Studio Assistant FAQ

Frequently asked questions about Visier's AI-powered support layer for Studio and our approach to implementing AI technologies.

Overview

What is Studio Assistant?

Studio Assistant is an AI-powered support layer for Studio, Visier’s interface for managing the people analytics lifecycle. The following Q&A is intended to help customers understand how Visier is currently employing AI technologies.

What specific tasks can the Studio Assistant help with?

It acts as a navigator for Studio tasks, such as assisting with data model management, configuring security settings, and understanding how to customize the look and behavior of your analytics solution.

How does the Studio Assistant generate accurate responses?

The system uses Retrieval Augmented Generation (RAG) to identify your question, retrieve the most relevant sections from official Visier documentation, and provide that specific context to the AI to generate a grounded answer.

What is the Translation Layer in the architecture?

The Studio Assistant acts as a bridge, using the natural language capabilities of LLMs to effectively translate your conversational questions into precise technical prompts that the Studio system can process.
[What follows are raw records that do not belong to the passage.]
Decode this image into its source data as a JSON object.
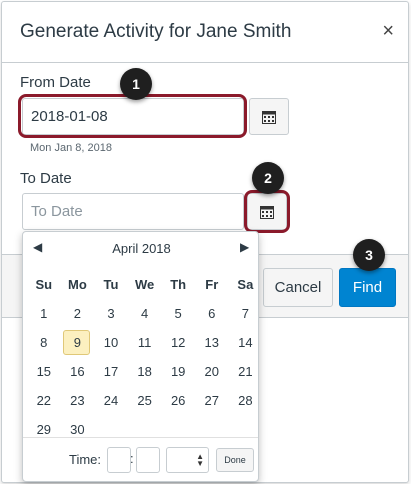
{
  "dialog": {
    "title": "Generate Activity for Jane Smith",
    "close_symbol": "×"
  },
  "from_date": {
    "label": "From Date",
    "value": "2018-01-08",
    "hint": "Mon Jan 8, 2018"
  },
  "to_date": {
    "label": "To Date",
    "placeholder": "To Date"
  },
  "buttons": {
    "cancel": "Cancel",
    "find": "Find"
  },
  "badges": [
    "1",
    "2",
    "3"
  ],
  "datepicker": {
    "month_label": "April 2018",
    "prev_symbol": "◀",
    "next_symbol": "▶",
    "weekdays": [
      "Su",
      "Mo",
      "Tu",
      "We",
      "Th",
      "Fr",
      "Sa"
    ],
    "weeks": [
      [
        "1",
        "2",
        "3",
        "4",
        "5",
        "6",
        "7"
      ],
      [
        "8",
        "9",
        "10",
        "11",
        "12",
        "13",
        "14"
      ],
      [
        "15",
        "16",
        "17",
        "18",
        "19",
        "20",
        "21"
      ],
      [
        "22",
        "23",
        "24",
        "25",
        "26",
        "27",
        "28"
      ],
      [
        "29",
        "30",
        "",
        "",
        "",
        "",
        ""
      ]
    ],
    "highlighted_day": "9",
    "time_label": "Time:",
    "time_colon": ":",
    "done_label": "Done"
  },
  "colors": {
    "highlight": "#8b1a2b",
    "primary": "#0084d1",
    "today_bg": "#fcf0c0"
  },
  "icons": {
    "calendar": "calendar-icon",
    "close": "close-icon"
  }
}
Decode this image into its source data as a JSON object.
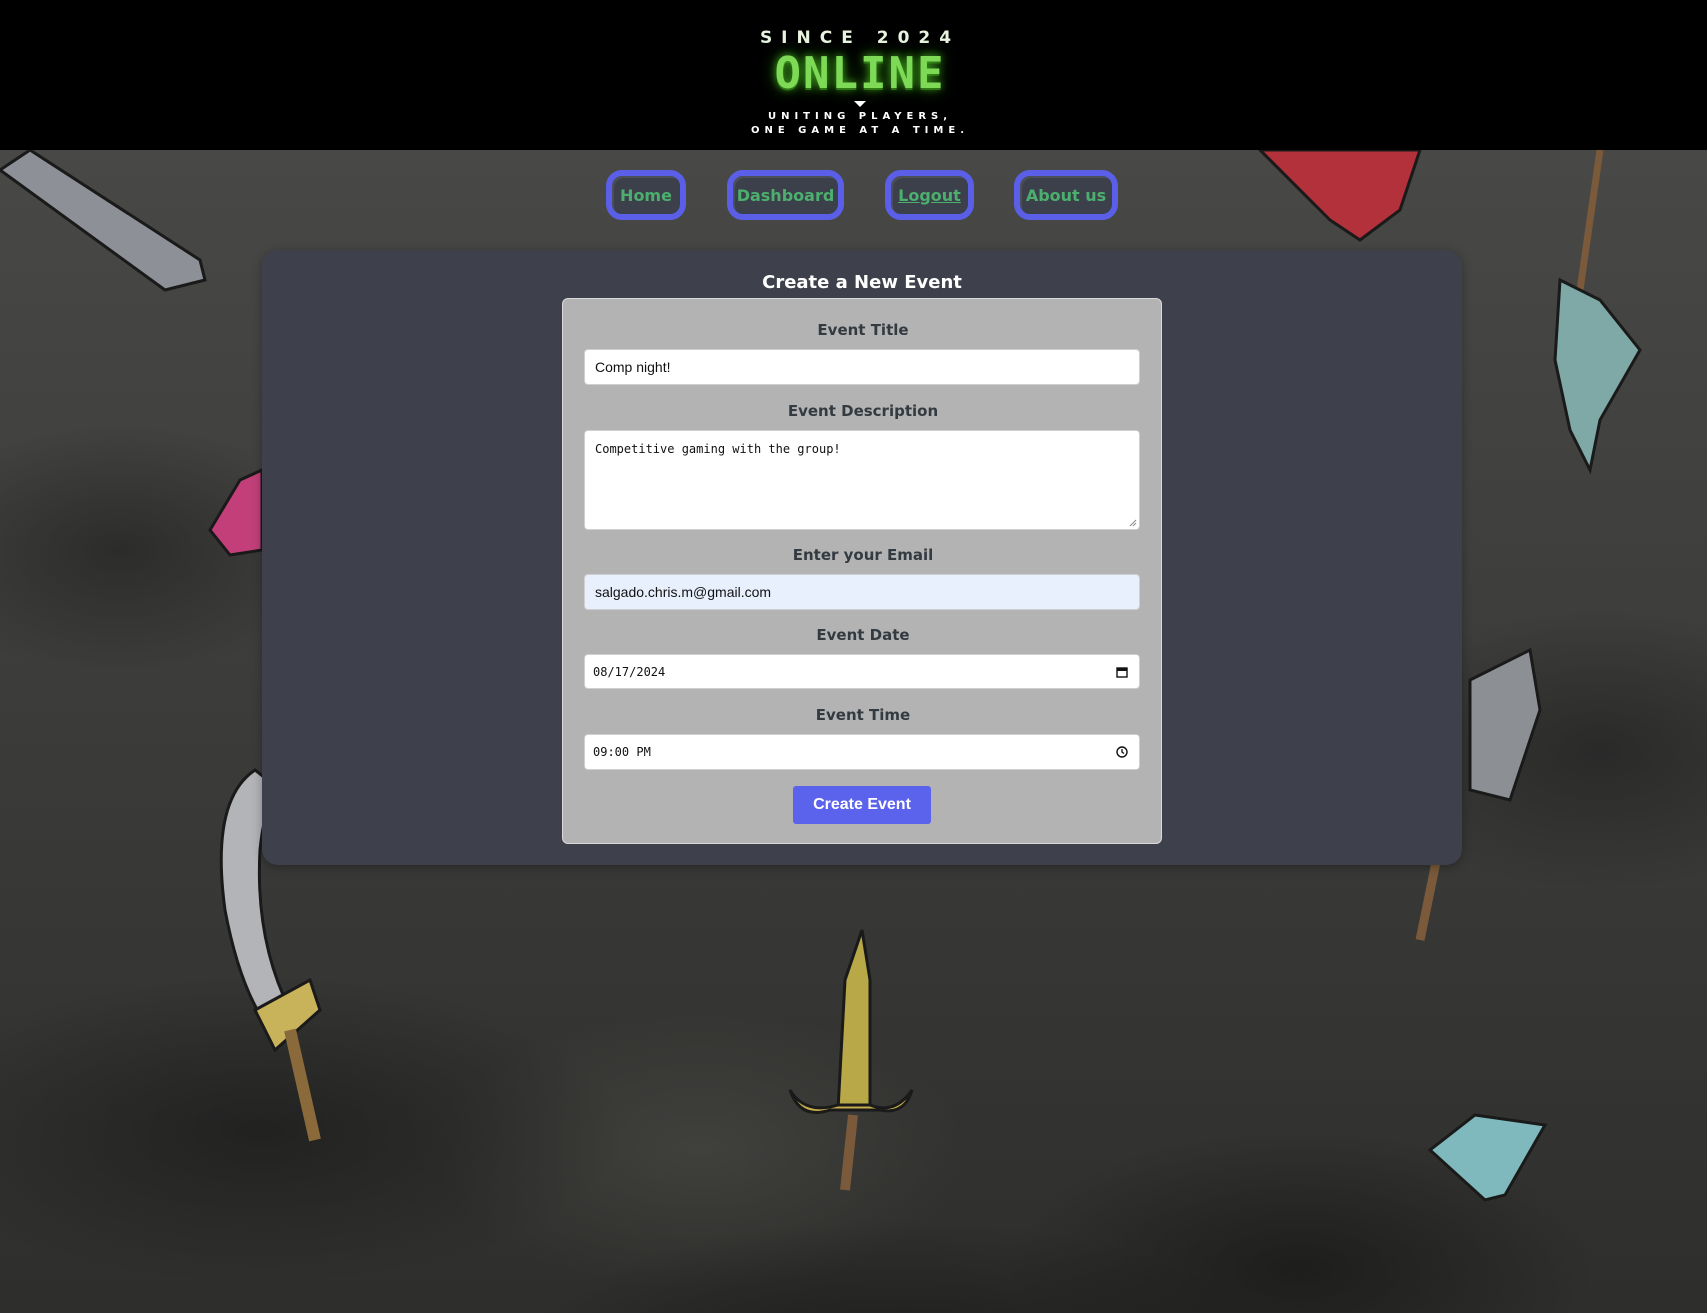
{
  "logo": {
    "since": "SINCE 2024",
    "name": "ONLINE",
    "tagline_line1": "UNITING PLAYERS,",
    "tagline_line2": "ONE GAME AT A TIME."
  },
  "nav": {
    "items": [
      {
        "label": "Home"
      },
      {
        "label": "Dashboard"
      },
      {
        "label": "Logout"
      },
      {
        "label": "About us"
      }
    ]
  },
  "form": {
    "heading": "Create a New Event",
    "fields": {
      "title": {
        "label": "Event Title",
        "value": "Comp night!"
      },
      "description": {
        "label": "Event Description",
        "value": "Competitive gaming with the group!"
      },
      "email": {
        "label": "Enter your Email",
        "value": "salgado.chris.m@gmail.com"
      },
      "date": {
        "label": "Event Date",
        "value": "08/17/2024",
        "icon": "calendar-icon"
      },
      "time": {
        "label": "Event Time",
        "value": "09:00 PM",
        "icon": "clock-icon"
      }
    },
    "submit_label": "Create Event"
  },
  "colors": {
    "header_bg": "#000000",
    "logo_green": "#7ed957",
    "nav_border": "#5b5fe8",
    "nav_text": "#4caf6e",
    "panel_bg": "#3e414b",
    "form_bg": "#b3b3b3",
    "submit_bg": "#5b63ed",
    "email_autofill_bg": "#e8f0fe"
  }
}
Large language models (LLMs)

Which LLMs power the Studio Assistant and where are they hosted?

The solution utilizes Claude Haiku 4.5, Sonnet 4.5 and Opus 4.5 models from Anthropic. These models are hosted within AWS to ensure enterprise-grade reliability and security.

Is my data used to train these global models?

No. Our LLM partners are SOC 2 certified and have contractually committed to not persisting or using any data sent by Studio Assistant to train their own models.

Training and knowledge base

How is the Studio Assistant trained to know about Visier?

We don't train the AI in the classical sense. Instead, we provide it with a curated library of Visier University content and public documentation (docs.visier.com) to reference whenever a query is made.

How often is the knowledge base updated?

To ensure the Studio Assistant stays current with new product features and documentation, the knowledge base is refreshed on a weekly basis.

Transparency and bias

How does Visier address potential AI bias?

Visier utilizes LLMs that employ specific mitigation techniques, including careful data acquisition and algorithmic fairness. We also perform continuous monitoring and evaluation to ensure the system remains transparent and reliable.

Where can I find more information on Visier’s ethical AI stance?

For deeper insights into our processes, see Visier’s Bias Prevention and Transparency Statement.

Customer control and privacy

Does the Studio Assistant process personal employee data?

While Studio Assistant primarily uses documentation to answer how-to questions, other AI-driven features within the Studio environment—like AI Automap—do interact with your organization's actual data to perform their functions. Any data processed by Studio Assistant or AI Automap remains strictly isolated within your specific tenant scope. This data is never shared between customers, and Visier does not use your organizational data for training or fine-tuning.

How long does Visier keep my query history?

Queries and feedback are stored for 30 days before being purged from our system to maintain data privacy.

How can I provide feedback on the AI’s performance?

Users can upvote or downvote specific responses. This feedback is tracked and investigated by Visier to improve Studio Assistant’s accuracy in future updates.

Under the hood: Data modeling

What is data modeling in the context of Visier?

Data modeling is the process of organizing and standardizing disparate workforce data into a structured format. In Studio, this means taking disparate data from various sources using an automated ETL (Extract, Transfer, and Load) process and mapping it into a unified framework so it can be used for accurate, cross-platform analytics.

What is AI Automap and how does it work?

AI Automap is a specialized feature that uses machine learning to accelerate data ingestion. It analyzes your source data values—such as column headers and sample records—to suggest the best fit for the Visier data model. While it processes data attributes to make these suggestions, it operates under Visier’s strict security protocols and does not use your data to train global AI models.

What is the Event-Based analytic model?

Unlike traditional static databases, Visier uses an event-based model built to handle the constant flux of people data. This allows the system to accurately track time-based changes in the employee journey, such as promotions and transfers.

How are security rules enforced within Studio?

Admins define role-based permissions that control access to specific populations or attributes (like gender and ethnicity). These security rules are applied consistently across the application, ensuring users only see data they are authorized to view.

How does data modeling ensure data integrity?

The model acts as a single source of truth, ensuring that everyone in the organization is using the same definitions for metrics like Headcount or Turnover, regardless of how the data was named in the original source system.